Глава 7

Набор сотрудников в консульство оказался куда более сложной задачей, чем это виделось на расстоянии. Ирландская община Москвы оказалась невелика и крайне разрозненна. Большая часть ирландцев давным-давно обрусела, вплоть до принятия православия и утраты как родного языка, так и национальной идентичности. Несколько врачей и инженеров погоды не делали.

Ожидать помощи от граждан Конфедерации, осевших в Москве, так же не стоило. Так уж вышло, что почти все они являлись креатурами[55] предыдущего консула, вылетевшего с отставку без пенсиона. Подробности Фокадан не знал, но тот факт, что мистер Брисбен уехал после отставки в Великобританию, говорил о многом.

Былые сотрудники консульства и дружественные им представители деловых кругов КША доверия не вызывали ни малейшего. Скажи мне, кто твой друг, и я скажу, кто ты[56]. Персонал консульства с ноля, деловые связи перетряхивать…

Собственно, потому-то Борегар так легко доверил пост консула человеку без малейшего дипломатического опыта. Связи Фокадана, его многогранность и признанное умение создавать организации, сыграли свою роль. Однако самому попаданцу легче от этого не становилось.

Слишком много желающих стать сотрудником консульства и слишком много неадекватов среди этой пёстрой публики. Добрая половина претендентов на место, прошедшая предварительный отсев у Келли, попав к Фокадану, начинала вести себя странным образом.

– Здравствуйте, товарищ Фокадан, – очередной претендент на место клерка, косматый и бородатый по моде[57] этого времени, уселся в кресло, небрежно положив ногу на ногу.

– Здравствуйте, – вежливо ответил Алекс, наливаясь неприязнью к хаму[58], – рассказывайте о себе всё, что считаете должным. Всё, что выгодно выделит вас из числа других претендентов на место.

– Я народник, – веско сказала косматая личность и выпрямился в кресле, будто ожидая аплодисментов.

– Вон, – коротко ответил консул.

– Как же… – забормотал тот, – ведь сам Фёдор Ильич… рекомендовал…

Фокадан нажал кнопку звонка и в помещение ворвался Конан.
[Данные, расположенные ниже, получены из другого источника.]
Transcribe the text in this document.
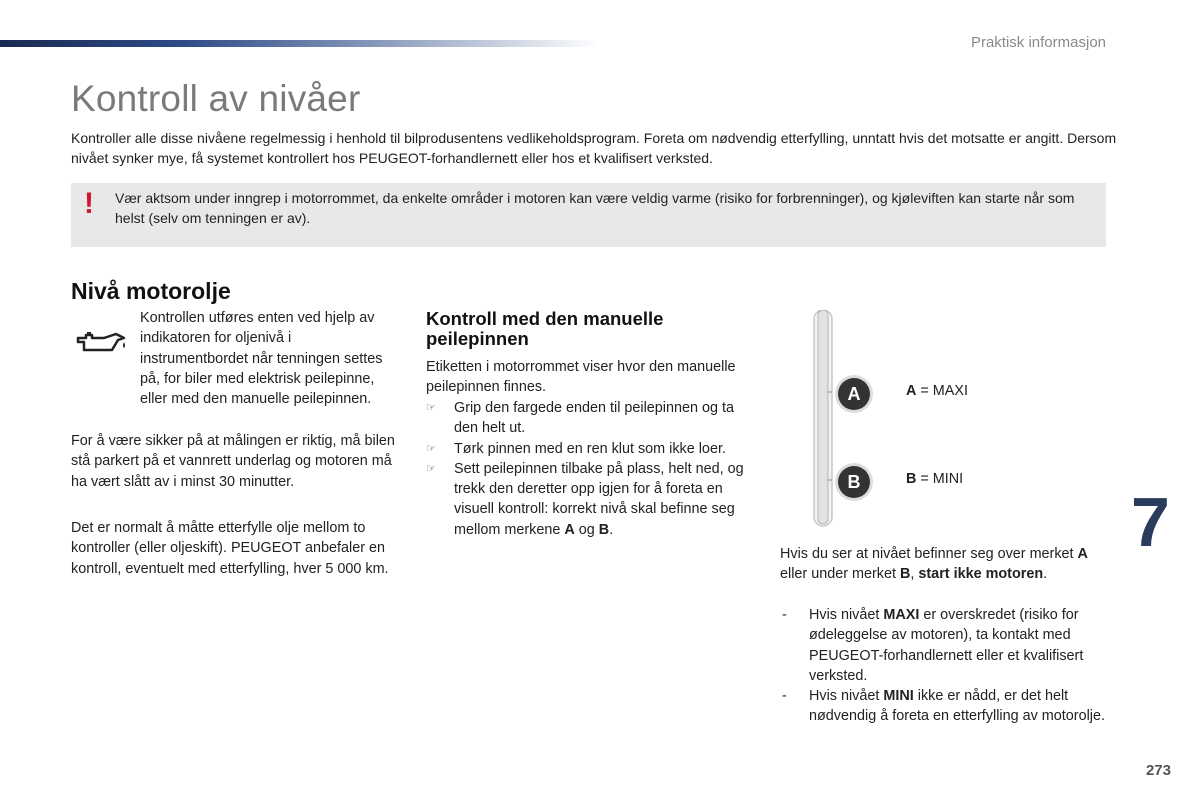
Praktisk informasjon
Kontroll av nivåer
Kontroller alle disse nivåene regelmessig i henhold til bilprodusentens vedlikeholdsprogram. Foreta om nødvendig etterfylling, unntatt hvis det motsatte er angitt. Dersom nivået synker mye, få systemet kontrollert hos PEUGEOT-forhandlernett eller hos et kvalifisert verksted.
! Vær aktsom under inngrep i motorrommet, da enkelte områder i motoren kan være veldig varme (risiko for forbrenninger), og kjøleviften kan starte når som helst (selv om tenningen er av).
Nivå motorolje
Kontrollen utføres enten ved hjelp av indikatoren for oljenivå i instrumentbordet når tenningen settes på, for biler med elektrisk peilepinne, eller med den manuelle peilepinnen.
For å være sikker på at målingen er riktig, må bilen stå parkert på et vannrett underlag og motoren må ha vært slått av i minst 30 minutter.
Det er normalt å måtte etterfylle olje mellom to kontroller (eller oljeskift). PEUGEOT anbefaler en kontroll, eventuelt med etterfylling, hver 5 000 km.
Kontroll med den manuelle peilepinnen
Etiketten i motorrommet viser hvor den manuelle peilepinnen finnes.
☞ Grip den fargede enden til peilepinnen og ta den helt ut.
☞ Tørk pinnen med en ren klut som ikke loer.
☞ Sett peilepinnen tilbake på plass, helt ned, og trekk den deretter opp igjen for å foreta en visuell kontroll: korrekt nivå skal befinne seg mellom merkene A og B.
A
B
A = MAXI
B = MINI
Hvis du ser at nivået befinner seg over merket A eller under merket B, start ikke motoren.
- Hvis nivået MAXI er overskredet (risiko for ødeleggelse av motoren), ta kontakt med PEUGEOT-forhandlernett eller et kvalifisert verksted.
- Hvis nivået MINI ikke er nådd, er det helt nødvendig å foreta en etterfylling av motorolje.
7
273
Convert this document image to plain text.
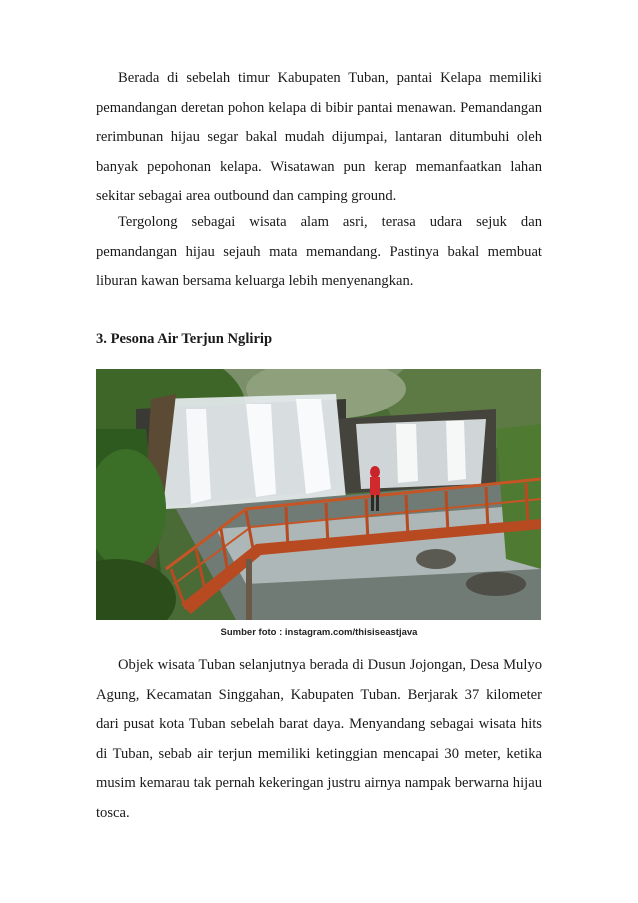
Berada di sebelah timur Kabupaten Tuban, pantai Kelapa memiliki pemandangan deretan pohon kelapa di bibir pantai menawan. Pemandangan rerimbunan hijau segar bakal mudah dijumpai, lantaran ditumbuhi oleh banyak pepohonan kelapa. Wisatawan pun kerap memanfaatkan lahan sekitar sebagai area outbound dan camping ground.

Tergolong sebagai wisata alam asri, terasa udara sejuk dan pemandangan hijau sejauh mata memandang. Pastinya bakal membuat liburan kawan bersama keluarga lebih menyenangkan.

3. Pesona Air Terjun Nglirip
Sumber foto : instagram.com/thisiseastjava

Objek wisata Tuban selanjutnya berada di Dusun Jojongan, Desa Mulyo Agung, Kecamatan Singgahan, Kabupaten Tuban. Berjarak 37 kilometer dari pusat kota Tuban sebelah barat daya. Menyandang sebagai wisata hits di Tuban, sebab air terjun memiliki ketinggian mencapai 30 meter, ketika musim kemarau tak pernah kekeringan justru airnya nampak berwarna hijau tosca.
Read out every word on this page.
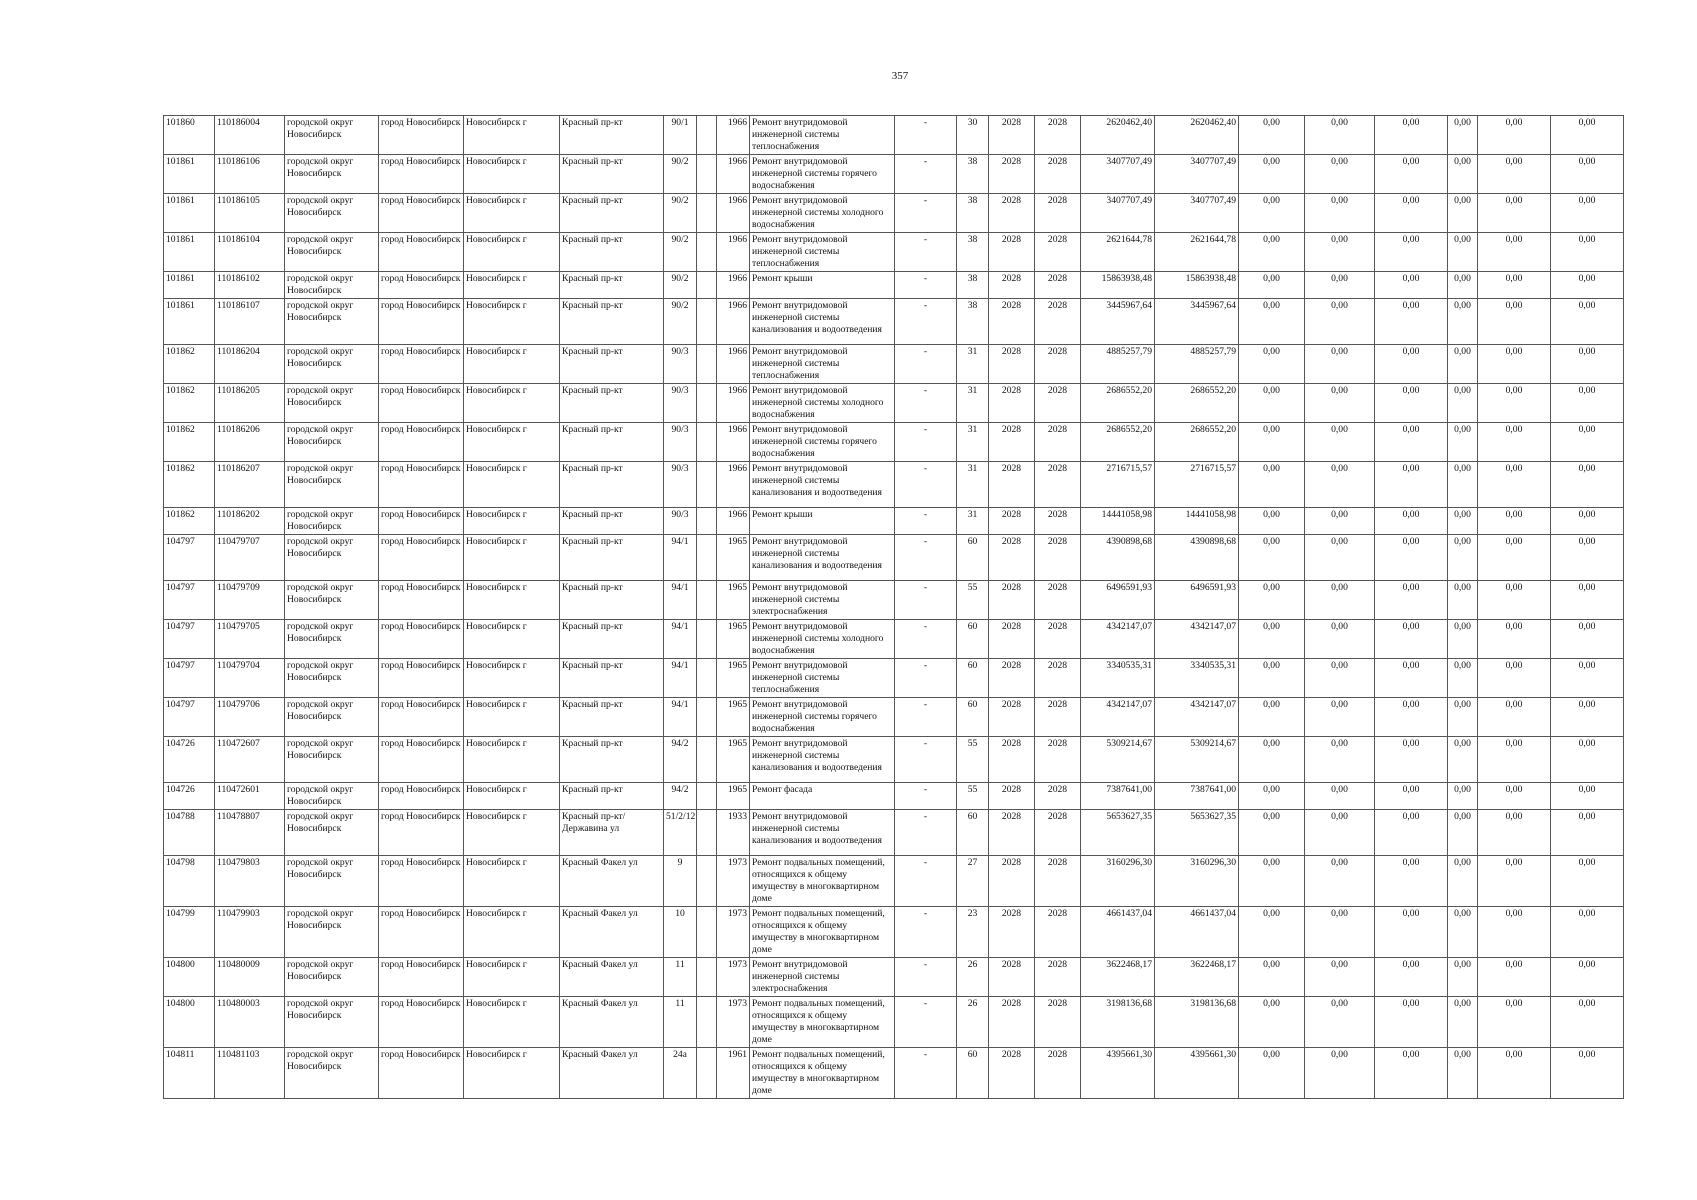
357
101860	110186004	городской округ Новосибирск	город Новосибирск	Новосибирск г	Красный пр-кт	90/1		1966	Ремонт внутридомовой инженерной системы теплоснабжения	-	30	2028	2028	2620462,40	2620462,40	0,00	0,00	0,00	0,00	0,00	0,00
101861	110186106	городской округ Новосибирск	город Новосибирск	Новосибирск г	Красный пр-кт	90/2		1966	Ремонт внутридомовой инженерной системы горячего водоснабжения	-	38	2028	2028	3407707,49	3407707,49	0,00	0,00	0,00	0,00	0,00	0,00
101861	110186105	городской округ Новосибирск	город Новосибирск	Новосибирск г	Красный пр-кт	90/2		1966	Ремонт внутридомовой инженерной системы холодного водоснабжения	-	38	2028	2028	3407707,49	3407707,49	0,00	0,00	0,00	0,00	0,00	0,00
101861	110186104	городской округ Новосибирск	город Новосибирск	Новосибирск г	Красный пр-кт	90/2		1966	Ремонт внутридомовой инженерной системы теплоснабжения	-	38	2028	2028	2621644,78	2621644,78	0,00	0,00	0,00	0,00	0,00	0,00
101861	110186102	городской округ Новосибирск	город Новосибирск	Новосибирск г	Красный пр-кт	90/2		1966	Ремонт крыши	-	38	2028	2028	15863938,48	15863938,48	0,00	0,00	0,00	0,00	0,00	0,00
101861	110186107	городской округ Новосибирск	город Новосибирск	Новосибирск г	Красный пр-кт	90/2		1966	Ремонт внутридомовой инженерной системы канализования и водоотведения	-	38	2028	2028	3445967,64	3445967,64	0,00	0,00	0,00	0,00	0,00	0,00
101862	110186204	городской округ Новосибирск	город Новосибирск	Новосибирск г	Красный пр-кт	90/3		1966	Ремонт внутридомовой инженерной системы теплоснабжения	-	31	2028	2028	4885257,79	4885257,79	0,00	0,00	0,00	0,00	0,00	0,00
101862	110186205	городской округ Новосибирск	город Новосибирск	Новосибирск г	Красный пр-кт	90/3		1966	Ремонт внутридомовой инженерной системы холодного водоснабжения	-	31	2028	2028	2686552,20	2686552,20	0,00	0,00	0,00	0,00	0,00	0,00
101862	110186206	городской округ Новосибирск	город Новосибирск	Новосибирск г	Красный пр-кт	90/3		1966	Ремонт внутридомовой инженерной системы горячего водоснабжения	-	31	2028	2028	2686552,20	2686552,20	0,00	0,00	0,00	0,00	0,00	0,00
101862	110186207	городской округ Новосибирск	город Новосибирск	Новосибирск г	Красный пр-кт	90/3		1966	Ремонт внутридомовой инженерной системы канализования и водоотведения	-	31	2028	2028	2716715,57	2716715,57	0,00	0,00	0,00	0,00	0,00	0,00
101862	110186202	городской округ Новосибирск	город Новосибирск	Новосибирск г	Красный пр-кт	90/3		1966	Ремонт крыши	-	31	2028	2028	14441058,98	14441058,98	0,00	0,00	0,00	0,00	0,00	0,00
104797	110479707	городской округ Новосибирск	город Новосибирск	Новосибирск г	Красный пр-кт	94/1		1965	Ремонт внутридомовой инженерной системы канализования и водоотведения	-	60	2028	2028	4390898,68	4390898,68	0,00	0,00	0,00	0,00	0,00	0,00
104797	110479709	городской округ Новосибирск	город Новосибирск	Новосибирск г	Красный пр-кт	94/1		1965	Ремонт внутридомовой инженерной системы электроснабжения	-	55	2028	2028	6496591,93	6496591,93	0,00	0,00	0,00	0,00	0,00	0,00
104797	110479705	городской округ Новосибирск	город Новосибирск	Новосибирск г	Красный пр-кт	94/1		1965	Ремонт внутридомовой инженерной системы холодного водоснабжения	-	60	2028	2028	4342147,07	4342147,07	0,00	0,00	0,00	0,00	0,00	0,00
104797	110479704	городской округ Новосибирск	город Новосибирск	Новосибирск г	Красный пр-кт	94/1		1965	Ремонт внутридомовой инженерной системы теплоснабжения	-	60	2028	2028	3340535,31	3340535,31	0,00	0,00	0,00	0,00	0,00	0,00
104797	110479706	городской округ Новосибирск	город Новосибирск	Новосибирск г	Красный пр-кт	94/1		1965	Ремонт внутридомовой инженерной системы горячего водоснабжения	-	60	2028	2028	4342147,07	4342147,07	0,00	0,00	0,00	0,00	0,00	0,00
104726	110472607	городской округ Новосибирск	город Новосибирск	Новосибирск г	Красный пр-кт	94/2		1965	Ремонт внутридомовой инженерной системы канализования и водоотведения	-	55	2028	2028	5309214,67	5309214,67	0,00	0,00	0,00	0,00	0,00	0,00
104726	110472601	городской округ Новосибирск	город Новосибирск	Новосибирск г	Красный пр-кт	94/2		1965	Ремонт фасада	-	55	2028	2028	7387641,00	7387641,00	0,00	0,00	0,00	0,00	0,00	0,00
104788	110478807	городской округ Новосибирск	город Новосибирск	Новосибирск г	Красный пр-кт/Державина ул	51/2/12		1933	Ремонт внутридомовой инженерной системы канализования и водоотведения	-	60	2028	2028	5653627,35	5653627,35	0,00	0,00	0,00	0,00	0,00	0,00
104798	110479803	городской округ Новосибирск	город Новосибирск	Новосибирск г	Красный Факел ул	9		1973	Ремонт подвальных помещений, относящихся к общему имуществу в многоквартирном доме	-	27	2028	2028	3160296,30	3160296,30	0,00	0,00	0,00	0,00	0,00	0,00
104799	110479903	городской округ Новосибирск	город Новосибирск	Новосибирск г	Красный Факел ул	10		1973	Ремонт подвальных помещений, относящихся к общему имуществу в многоквартирном доме	-	23	2028	2028	4661437,04	4661437,04	0,00	0,00	0,00	0,00	0,00	0,00
104800	110480009	городской округ Новосибирск	город Новосибирск	Новосибирск г	Красный Факел ул	11		1973	Ремонт внутридомовой инженерной системы электроснабжения	-	26	2028	2028	3622468,17	3622468,17	0,00	0,00	0,00	0,00	0,00	0,00
104800	110480003	городской округ Новосибирск	город Новосибирск	Новосибирск г	Красный Факел ул	11		1973	Ремонт подвальных помещений, относящихся к общему имуществу в многоквартирном доме	-	26	2028	2028	3198136,68	3198136,68	0,00	0,00	0,00	0,00	0,00	0,00
104811	110481103	городской округ Новосибирск	город Новосибирск	Новосибирск г	Красный Факел ул	24а		1961	Ремонт подвальных помещений, относящихся к общему имуществу в многоквартирном доме	-	60	2028	2028	4395661,30	4395661,30	0,00	0,00	0,00	0,00	0,00	0,00
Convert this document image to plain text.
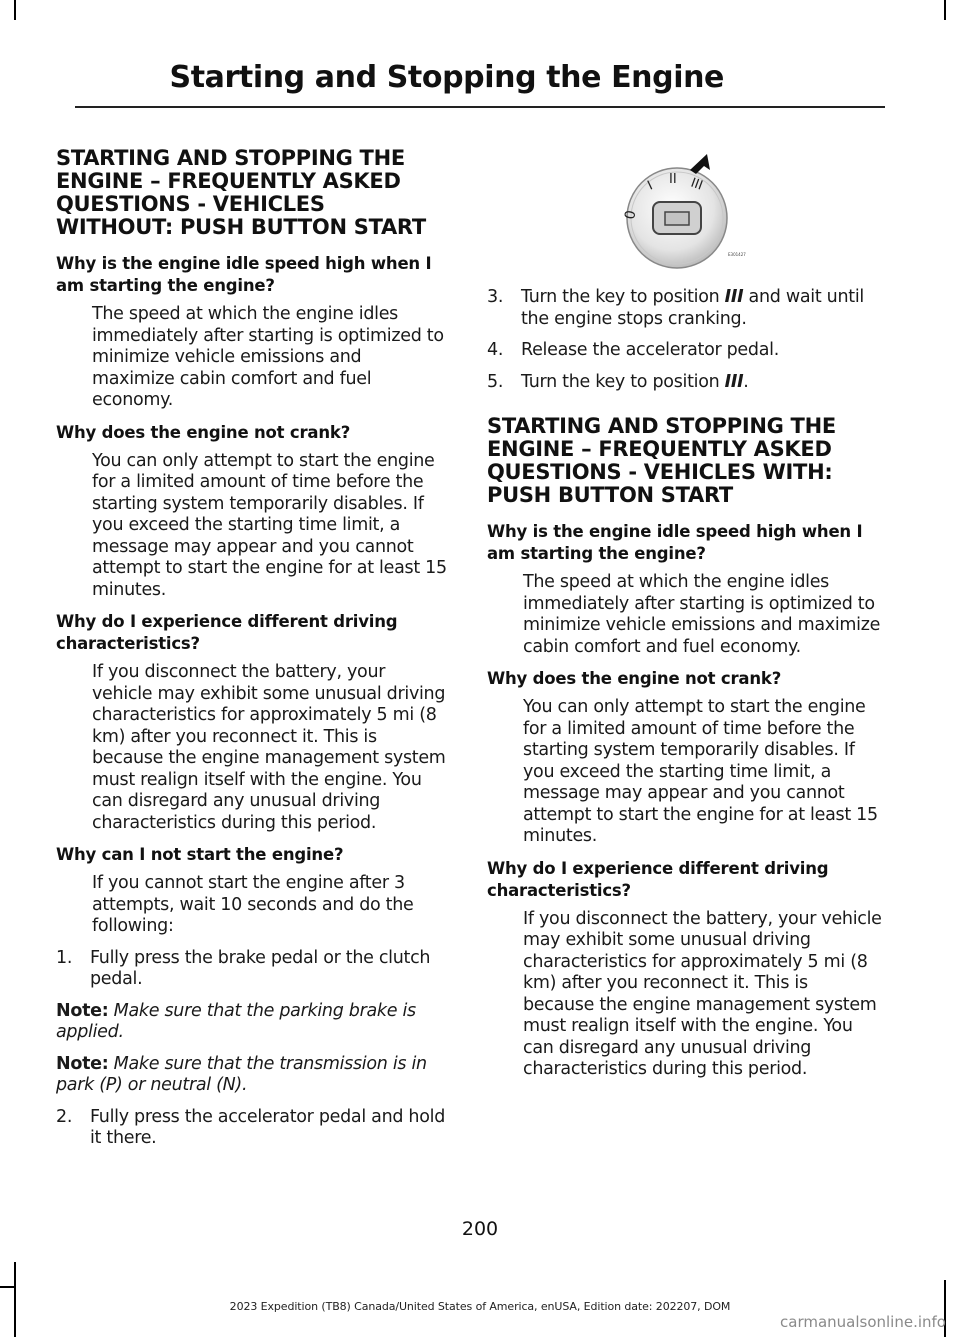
Starting and Stopping the Engine
STARTING AND STOPPING THE ENGINE – FREQUENTLY ASKED QUESTIONS - VEHICLES WITHOUT: PUSH BUTTON START
Why is the engine idle speed high when I am starting the engine?

The speed at which the engine idles immediately after starting is optimized to minimize vehicle emissions and maximize cabin comfort and fuel economy.

Why does the engine not crank?

You can only attempt to start the engine for a limited amount of time before the starting system temporarily disables. If you exceed the starting time limit, a message may appear and you cannot attempt to start the engine for at least 15 minutes.

Why do I experience different driving characteristics?

If you disconnect the battery, your vehicle may exhibit some unusual driving characteristics for approximately 5 mi (8 km) after you reconnect it. This is because the engine management system must realign itself with the engine. You can disregard any unusual driving characteristics during this period.

Why can I not start the engine?

If you cannot start the engine after 3 attempts, wait 10 seconds and do the following:

1.	Fully press the brake pedal or the clutch pedal.

Note: Make sure that the parking brake is applied.

Note: Make sure that the transmission is in park (P) or neutral (N).

2.	Fully press the accelerator pedal and hold it there.
0
I II III
E301427
3.	Turn the key to position III and wait until the engine stops cranking.
4.	Release the accelerator pedal.
5.	Turn the key to position III.
STARTING AND STOPPING THE ENGINE – FREQUENTLY ASKED QUESTIONS - VEHICLES WITH: PUSH BUTTON START
Why is the engine idle speed high when I am starting the engine?

The speed at which the engine idles immediately after starting is optimized to minimize vehicle emissions and maximize cabin comfort and fuel economy.

Why does the engine not crank?

You can only attempt to start the engine for a limited amount of time before the starting system temporarily disables. If you exceed the starting time limit, a message may appear and you cannot attempt to start the engine for at least 15 minutes.

Why do I experience different driving characteristics?

If you disconnect the battery, your vehicle may exhibit some unusual driving characteristics for approximately 5 mi (8 km) after you reconnect it. This is because the engine management system must realign itself with the engine. You can disregard any unusual driving characteristics during this period.

200
2023 Expedition (TB8) Canada/United States of America, enUSA, Edition date: 202207, DOM
carmanualsonline.info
Состроив самую зверскую физиономию, он скомкал сукно на груди товарища, вырвав того из кресла. Народник вякнул что-то невнятное, но могучий ирландец другой рукой ухватил ремень на штанах незадачливого посетителя и протаранил его головой дверь. Несколько секунд спустя косматая личность вылетела из дверей консульства, приземлившись едва ли не на середине улицы.

– Никого не пускать, – Брань кивнул понятливо, заняв позицию за дверью и демонстративно откинув полу сюртука, показывая кобуру с револьвером и устрашающих габаритов нож. Алекс же, достав фляжку с алкоголем, пригубил слегка, успокаивая нервы. Седьмой революционер за сегодня и до обеда ещё далеко!

Пройдя отсев, такие народники тут же начинают ждать особого к себе отношения… почему?! Ясно же дал понять, что не примет таких вот… товарищей. Последний даже представиться не соизволил, что вовсе уж ни в какие ворота. Провокация? Да похоже на то, очень даже похоже.

Полиция или жандармерия, пустив нужные слухи через агентуру, одновременно ввела в работу местных сумасшедших. Таких по Москве немало, их привечают и подкармливают, как заведено у православных. Болезненные амбиции, желание пострадать за правое дело, и вот готов очередной товарищ. Непременные заросли волос, широкополая шляпа, пончо и таинственное сверкание глазами из-под очков, вкупе с туманными разговорами о народном счастье.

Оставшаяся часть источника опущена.